Monday 26 July 2021

Both Little Owls were calling north of their nest tree, but it took some time to get a glimpse of one in an oak tree.

I thought I heard a Sparrow chirping in the bushes near the bridge, which would have been an event considering how rare they are in central London, but it turned out to be a female Chaffinch.

There was also a Blackbird lurking in the shadows.

The young Carrion Crows at the Italian Garden are at a halfway stage, with their dull juvenile feathers being replaced by glossy adult ones and their blue eyes turning brown.

One is still having a difficult time shelling a peanut, but the other has cracked it.

A Robin was singing again behind the Lido after their midsummer silence, though I didn't get a picture. This is Mark Williams's favourite Robin in St James's Park.

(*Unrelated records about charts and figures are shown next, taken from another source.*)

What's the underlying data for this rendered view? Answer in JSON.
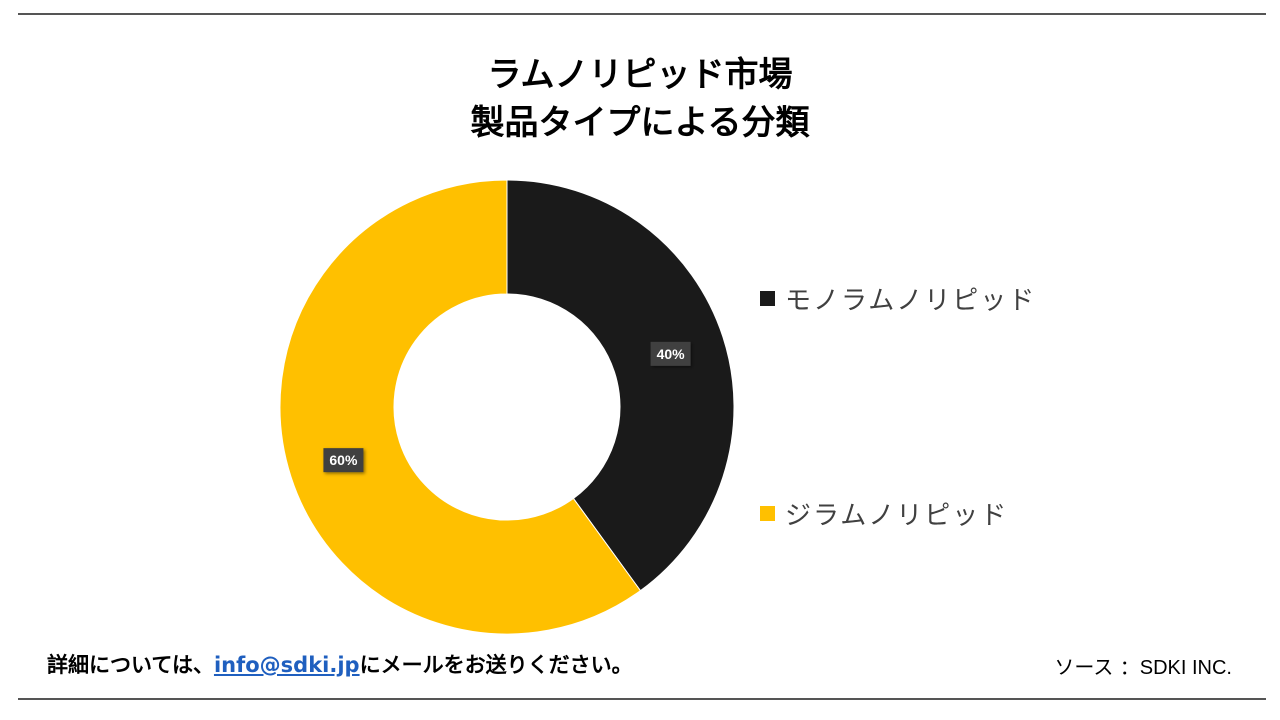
{
  "chart_data": {
    "type": "pie",
    "donut": true,
    "title_line1": "ラムノリピッド市場",
    "title_line2": "製品タイプによる分類",
    "categories": [
      "モノラムノリピッド",
      "ジラムノリピッド"
    ],
    "values": [
      40,
      60
    ],
    "data_labels": [
      "40%",
      "60%"
    ],
    "colors": [
      "#1a1a1a",
      "#ffc000"
    ],
    "legend_position": "right"
  },
  "footer": {
    "note_prefix": "詳細については、",
    "email": "info@sdki.jp",
    "note_suffix": "にメールをお送りください。",
    "source_label": "ソース ：",
    "source_value": "SDKI INC."
  }
}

Two Grey Heron chicks are now more or less visible in the latest nest on the Serpentine island. They have been making quite a racket for some time.

A Cormorant jumped on to a post on the Long Water to dry its wings. There were plenty of unoccupied posts, but it was more fun to scare away a Lesser Black-Backed Gull.

The youngest Great Crested Grebe chick on the Long Water begged loudly, looked under the surface for its parent to appear, and was given a fish.

The Coot nesting in the Italian Garden fountain has just hatched two chicks. Probably there are more to come.

Young Egyptian Geese rushed about flapping in a so far unsuccessful attempt to take to the air. They'll manage soon.

Some of the moulting Mute Swans are now airworthy again, and were trying out their new flight feathers.

A Tapered Drone Fly (Eristalis pertinax) browsed on a ragwort flower.

While I was photographing this Red Admiral butterfly in the reed bed by the Diana fountain ...

... a young Reed Warbler appeared for a moment.


  1. Even their piping begging is adorable to hear. Everything about grebes is utterly lovable.

    I hope we'll get to hear singing Robins again soon. I miss birdsong so much it's not even funny.

    I wonder by what stages the young Crow's eye will turn dark brown: will it be changing colour little by little, with patches of brown side by side the blue, or does the blue turn more and more muddled until it becomes brown?

    1. The large original of the crow picture shows that its eyes are changing evenly, and are now an intermediate grey -- much the same as that of humans' grey eyes.

      I wish I could make larger pictures available, and in particular higher resolution videos, as YouTube smashes the HD videos I shoot. I did try using Vimeo videos for a while and they were much better to look at, but the idiocy of their organisation was such that I had to abandon them. So we are stuck with what's on offer.

  2. Around here House Sparrows are pretty common whereas outside the winter period Chaffinches are like hen's teeth!

    Nice shot of the Red Admiral. I must be pedantic & say the Dronefly is on Ragwort not Ragweed which is a totally different plant. The latter is a North American species which can occur here as an alien-sometimes as a bird seed contaminant (I had one in my garden once) & is a problem in the US as it causes misery to hay fever sufferers.

    1. Sorry, that's the second time I've accidentally typed 'ragweed' for 'ragwort'. I did know, and it was pure carelessness. There is a small but persistent colony of Chaffinches near the bridge, and I usually see and here them in this area -- but occasionally also elsewhere in the park, so they are not rare here.